NEW TRAINING FRAMEWORK FOR SPEECH ENHANCE-MENT USING REAL NOISY SPEECH Anonymous

Abstract

Recently, deep learning-based speech enhancement (SE) models have gained significant improvements. However, the success is mainly based on using synthetic training data created by adding clean speech with noise. On the other hand, in spite of its large amount, real noisy speech is hard to be applied for SE model training because of lack of its clean reference. In this paper, we propose a novel method to utilize real noisy speech for SE model training based on a non-intrusive speech quality prediction model. The SE model is trained through the guide of the quality prediction model. We also find that a speech quality predictor with better accuracy may not necessarily be an appropriate teacher to guide the SE model. In addition, we show that if the quality prediction model is adversarially robust, then the prediction model itself can also be served as a SE model by modifying the input noisy speech through gradient backpropagation. Objective experiment results show that, under the same SE model structure, the proposed new training method trained on a large amount of real noisy speech can outperform the conventional supervised model trained on synthetic noisy speech. Lastly, the two training methods can be combined to utilize both benefits of synthetic noisy speech (easy to learn) and real noisy speech (large amount) to form semi-supervised learning which can further boost the performance both objectively and subjectively.

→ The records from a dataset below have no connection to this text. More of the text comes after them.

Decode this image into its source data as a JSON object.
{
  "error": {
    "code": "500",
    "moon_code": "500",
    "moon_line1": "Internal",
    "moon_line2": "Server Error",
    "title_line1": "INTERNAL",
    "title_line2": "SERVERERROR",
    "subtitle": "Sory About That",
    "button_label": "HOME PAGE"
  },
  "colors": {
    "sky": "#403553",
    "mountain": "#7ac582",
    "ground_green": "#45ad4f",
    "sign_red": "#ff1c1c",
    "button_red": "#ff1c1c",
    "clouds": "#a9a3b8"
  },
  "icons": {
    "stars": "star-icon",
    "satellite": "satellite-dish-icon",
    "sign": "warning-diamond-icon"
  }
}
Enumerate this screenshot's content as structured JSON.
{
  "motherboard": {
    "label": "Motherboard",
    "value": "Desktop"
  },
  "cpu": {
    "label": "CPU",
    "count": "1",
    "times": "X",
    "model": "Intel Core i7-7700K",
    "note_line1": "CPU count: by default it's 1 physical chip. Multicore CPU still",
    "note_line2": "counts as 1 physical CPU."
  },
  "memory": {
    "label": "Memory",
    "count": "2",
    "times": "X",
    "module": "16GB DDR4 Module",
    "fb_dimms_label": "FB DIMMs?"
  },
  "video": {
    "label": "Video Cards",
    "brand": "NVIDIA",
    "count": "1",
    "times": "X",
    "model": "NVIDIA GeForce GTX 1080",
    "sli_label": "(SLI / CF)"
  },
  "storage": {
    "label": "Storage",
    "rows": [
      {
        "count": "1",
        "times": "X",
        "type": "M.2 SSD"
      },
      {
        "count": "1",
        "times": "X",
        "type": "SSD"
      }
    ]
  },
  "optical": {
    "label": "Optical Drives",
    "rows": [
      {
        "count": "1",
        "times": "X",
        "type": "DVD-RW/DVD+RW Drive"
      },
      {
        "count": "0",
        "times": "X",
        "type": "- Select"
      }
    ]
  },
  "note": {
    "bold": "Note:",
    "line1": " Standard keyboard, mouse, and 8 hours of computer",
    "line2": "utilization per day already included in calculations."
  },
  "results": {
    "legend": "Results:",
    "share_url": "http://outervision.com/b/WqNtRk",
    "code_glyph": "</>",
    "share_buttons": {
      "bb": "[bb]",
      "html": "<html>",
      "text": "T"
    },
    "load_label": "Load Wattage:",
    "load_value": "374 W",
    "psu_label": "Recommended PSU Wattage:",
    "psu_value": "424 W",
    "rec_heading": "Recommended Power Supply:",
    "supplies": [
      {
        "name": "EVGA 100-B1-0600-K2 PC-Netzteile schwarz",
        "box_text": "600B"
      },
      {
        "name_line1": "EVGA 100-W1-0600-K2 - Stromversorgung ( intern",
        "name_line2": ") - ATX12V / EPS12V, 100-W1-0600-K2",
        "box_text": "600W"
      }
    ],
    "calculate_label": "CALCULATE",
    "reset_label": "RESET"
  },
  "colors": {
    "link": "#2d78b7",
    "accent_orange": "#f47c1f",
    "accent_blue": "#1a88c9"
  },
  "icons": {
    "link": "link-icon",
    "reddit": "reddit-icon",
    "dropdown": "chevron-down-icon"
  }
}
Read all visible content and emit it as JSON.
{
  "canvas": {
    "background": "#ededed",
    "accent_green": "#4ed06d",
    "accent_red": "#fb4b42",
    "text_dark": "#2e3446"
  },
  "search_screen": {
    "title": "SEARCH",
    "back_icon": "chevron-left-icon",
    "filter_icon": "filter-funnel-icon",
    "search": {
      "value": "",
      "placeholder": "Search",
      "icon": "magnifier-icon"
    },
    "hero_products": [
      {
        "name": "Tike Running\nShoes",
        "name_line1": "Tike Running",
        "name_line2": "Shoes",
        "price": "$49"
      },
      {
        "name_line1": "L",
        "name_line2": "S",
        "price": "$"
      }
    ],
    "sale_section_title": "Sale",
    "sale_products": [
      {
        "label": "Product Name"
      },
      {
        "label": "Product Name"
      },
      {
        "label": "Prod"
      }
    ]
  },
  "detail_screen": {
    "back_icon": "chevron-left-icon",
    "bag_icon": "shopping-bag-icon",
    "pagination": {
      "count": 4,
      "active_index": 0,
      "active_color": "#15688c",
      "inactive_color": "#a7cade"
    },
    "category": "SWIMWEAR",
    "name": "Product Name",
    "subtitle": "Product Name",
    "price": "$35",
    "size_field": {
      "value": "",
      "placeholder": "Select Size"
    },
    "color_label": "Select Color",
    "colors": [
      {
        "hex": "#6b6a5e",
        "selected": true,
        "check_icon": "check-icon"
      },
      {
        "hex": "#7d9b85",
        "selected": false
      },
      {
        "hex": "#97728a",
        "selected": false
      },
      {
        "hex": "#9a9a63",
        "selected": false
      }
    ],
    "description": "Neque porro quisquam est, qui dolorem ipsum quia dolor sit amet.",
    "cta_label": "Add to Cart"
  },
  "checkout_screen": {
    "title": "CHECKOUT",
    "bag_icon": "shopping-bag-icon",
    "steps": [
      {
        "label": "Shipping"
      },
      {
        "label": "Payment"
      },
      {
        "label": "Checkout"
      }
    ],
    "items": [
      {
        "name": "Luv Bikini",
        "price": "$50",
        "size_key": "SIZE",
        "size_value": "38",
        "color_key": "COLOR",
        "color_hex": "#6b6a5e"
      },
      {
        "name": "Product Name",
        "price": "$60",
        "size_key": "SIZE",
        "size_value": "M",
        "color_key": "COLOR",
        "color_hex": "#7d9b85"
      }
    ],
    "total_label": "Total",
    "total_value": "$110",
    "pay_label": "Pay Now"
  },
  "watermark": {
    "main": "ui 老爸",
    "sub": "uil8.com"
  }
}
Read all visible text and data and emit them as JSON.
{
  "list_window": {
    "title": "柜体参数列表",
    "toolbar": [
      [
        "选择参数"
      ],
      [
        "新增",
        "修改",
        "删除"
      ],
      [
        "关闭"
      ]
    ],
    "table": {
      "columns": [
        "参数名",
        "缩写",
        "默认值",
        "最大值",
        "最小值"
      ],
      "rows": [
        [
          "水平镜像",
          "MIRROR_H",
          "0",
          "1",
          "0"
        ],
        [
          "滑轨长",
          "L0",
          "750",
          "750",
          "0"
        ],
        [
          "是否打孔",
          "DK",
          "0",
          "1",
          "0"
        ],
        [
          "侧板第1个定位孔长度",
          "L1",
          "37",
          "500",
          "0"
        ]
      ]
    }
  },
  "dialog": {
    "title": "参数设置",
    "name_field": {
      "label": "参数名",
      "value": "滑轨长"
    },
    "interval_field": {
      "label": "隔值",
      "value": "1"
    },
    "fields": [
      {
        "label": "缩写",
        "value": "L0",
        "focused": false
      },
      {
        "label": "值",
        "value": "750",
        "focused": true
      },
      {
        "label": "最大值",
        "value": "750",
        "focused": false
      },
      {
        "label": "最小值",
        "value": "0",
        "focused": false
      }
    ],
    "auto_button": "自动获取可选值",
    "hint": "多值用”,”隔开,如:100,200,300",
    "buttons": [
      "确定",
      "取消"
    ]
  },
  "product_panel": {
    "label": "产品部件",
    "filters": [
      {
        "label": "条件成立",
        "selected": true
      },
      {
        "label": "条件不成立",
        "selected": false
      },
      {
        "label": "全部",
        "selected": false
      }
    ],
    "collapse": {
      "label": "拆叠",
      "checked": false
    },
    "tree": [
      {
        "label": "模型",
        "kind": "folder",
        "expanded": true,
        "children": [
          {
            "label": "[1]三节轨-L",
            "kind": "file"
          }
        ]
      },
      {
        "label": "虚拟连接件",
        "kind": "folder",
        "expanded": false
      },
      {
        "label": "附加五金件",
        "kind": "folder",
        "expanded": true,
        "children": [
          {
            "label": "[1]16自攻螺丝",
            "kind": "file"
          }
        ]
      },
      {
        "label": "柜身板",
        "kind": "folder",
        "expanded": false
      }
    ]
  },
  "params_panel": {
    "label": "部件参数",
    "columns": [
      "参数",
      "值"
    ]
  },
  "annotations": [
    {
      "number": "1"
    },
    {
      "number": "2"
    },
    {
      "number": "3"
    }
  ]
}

The code will be released after publication.

1. INTRODUCTION

Deep learning-based speech enhancement (SE) has gained significant improvements in different aspects such as model structures (Xu et al., 2014; Weninger et al., 2015; Fu et al., 2017; Luo & Mesgarani, 2018; Dang et al., 2022; Hu et al., 2020 ), input features (Williamson et al., 2015; Fu et al., 2018b; Huang et al., 2022; Hung et al., 2022) , and loss functions (Pascual et al., 2017; Fu et al., 2018b; Martin-Donas et al., 2018; Kolbaek et al., 2018; Koizumi et al., 2017; Niu et al., 2020) . However, the success is mainly based on synthetic training data, which includes different clean and noisy speech pairs. In general, the noisy speech is synthesized by adding clean speech with noise; hence, both clean speech and noise are required for model training. Compared to real noisy speech, pure clean speech and noise are very difficult to obtain in daily life, and they have to be recorded in a controlled environment. Although some studies (Wisdom et al., 2020; Fujimura et al., 2021) have been proposed to use real noisy speech for SE training, they still rely on synthetic training data by adding noise to noisy speech to generate a noisier signal as model input with the original noisy speech as the training target. The mismatch between synthetic training data and real noisy data may degrade the SE performance (e.g., the recording devices and the room responses of noisy speech and noise may be different, which results in different acoustic characteristics). This study aims to solve the above-mentioned issues by training a SE model directly on real noisy speech. To achieve this goal, we first train a non-intrusive speech quality predictor. If this predictor is robust, then it should be able to guide the training of a SE model. Because the quality assessment can be done without the need for a clean reference, real noisy speech can be applied for SE model training. A few key characteristics of the proposed method are: 1) The training of the SE model is based on real noisy speech and a quality prediction model; no synthetic training data is required. 2) The loss function to train the SE model is not based on the signal level comparison (such as mean square error between the enhanced and target speech); it is completely based on the quality predictor.